Citron Research, either deliberately or through an oversight, chose to compare Mobileye’s R&D spend to its EV instead of sales as is the usual practice. Though it’s okay to use EV, the more common practice is to use R&D/Sales. Mobileye spent 25% of its revenue on R&D in 2014. That compares very well with the percentage of revenue spent on R&D by the other companies on Citron’s list, and even higher than that by companies such as Qualcomm (NASDAQ: QCOM) which spent 20% of its 2014 revenue on R&D. Moreover, it misleading to compare pure-play chip companies, including analog chip companies such as Texas Instruments, with Mobileye since these companies spend their R&D cash on diverse fields of research whereas Mobileye dedicates all its R&D spending on ADAS.
Citron compared Mobileye to 3D printing systems ostensibly because driverless cars are little more than hype. But that again is misleading. Large tech companies such as and Google (NASDAQ: GOOG) (NASDAQ:GOOGL) and Apple, which have heavily invested in self driving cars . This is not something that we saw with 3D printing. Although many auto companies won’t be launching their first fully autonomous vehicles before 7-8 years, a few like Audi plan to launch in about two years’ time.
But fully autonomous cars are just part of the market for ADAS. The NTSB has been pushing for collision-avoidance systems to become standard on all vehicles noting that just 4 out of 648 models in the U.S. sported full collision avoidance systems in 2014. So the market for ADAS systems could turn out to be much bigger than what many naysayers anticipate, thus giving Mobileye ample growth runways.

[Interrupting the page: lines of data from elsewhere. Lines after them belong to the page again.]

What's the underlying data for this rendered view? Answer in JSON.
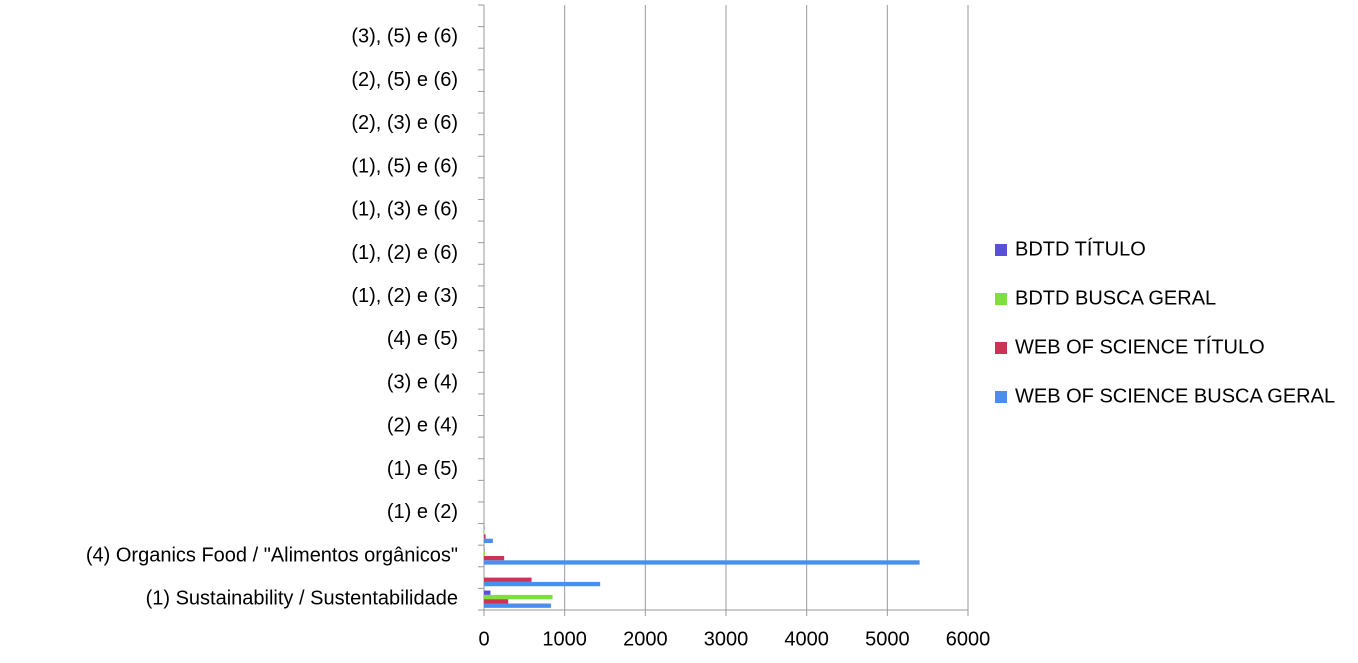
{
  "chart_data": {
    "type": "bar",
    "orientation": "horizontal",
    "categories": [
      "(1) Sustainability / Sustentabilidade",
      null,
      "(4) Organics Food / \"Alimentos orgânicos\"",
      null,
      "(1) e (2)",
      null,
      "(1) e (5)",
      null,
      "(2) e (4)",
      null,
      "(3) e (4)",
      null,
      "(4) e (5)",
      null,
      "(1), (2) e (3)",
      null,
      "(1), (2) e (6)",
      null,
      "(1), (3) e (6)",
      null,
      "(1), (5) e (6)",
      null,
      "(2), (3) e (6)",
      null,
      "(2), (5) e (6)",
      null,
      "(3), (5) e (6)",
      null
    ],
    "series": [
      {
        "name": "BDTD TÍTULO",
        "color": "#5a4fd8",
        "values": [
          80,
          0,
          5,
          5,
          0,
          0,
          0,
          0,
          0,
          0,
          0,
          0,
          0,
          0,
          0,
          0,
          0,
          0,
          0,
          0,
          0,
          0,
          0,
          0,
          0,
          0,
          0,
          0
        ]
      },
      {
        "name": "BDTD BUSCA GERAL",
        "color": "#7ee03c",
        "values": [
          850,
          0,
          10,
          5,
          0,
          0,
          0,
          0,
          0,
          0,
          0,
          0,
          0,
          0,
          0,
          0,
          0,
          0,
          0,
          0,
          0,
          0,
          0,
          0,
          0,
          0,
          0,
          0
        ]
      },
      {
        "name": "WEB OF SCIENCE TÍTULO",
        "color": "#cc3355",
        "values": [
          300,
          590,
          250,
          20,
          0,
          0,
          0,
          0,
          0,
          0,
          0,
          0,
          0,
          0,
          0,
          0,
          0,
          0,
          0,
          0,
          0,
          0,
          0,
          0,
          0,
          0,
          0,
          0
        ]
      },
      {
        "name": "WEB OF SCIENCE BUSCA GERAL",
        "color": "#4a8ef0",
        "values": [
          830,
          1440,
          5400,
          110,
          0,
          0,
          0,
          0,
          0,
          0,
          0,
          0,
          0,
          0,
          0,
          0,
          0,
          0,
          0,
          0,
          0,
          0,
          0,
          0,
          0,
          0,
          0,
          0
        ]
      }
    ],
    "xlim": [
      0,
      6000
    ],
    "xticks": [
      0,
      1000,
      2000,
      3000,
      4000,
      5000,
      6000
    ],
    "grid": true,
    "legend": "right"
  }
}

While Mobileeye shares still look overvalued, that is pretty normal for market leaders in high-growth industries. In the current choppy market, the shares could continue sliding. But, there is no good reason to believe that Mobileye will run out of growth runways any time soon. Investors should buy once the shares drop by another 10% or maybe 15% if the bear market continues taking a toll on the tech sector in general.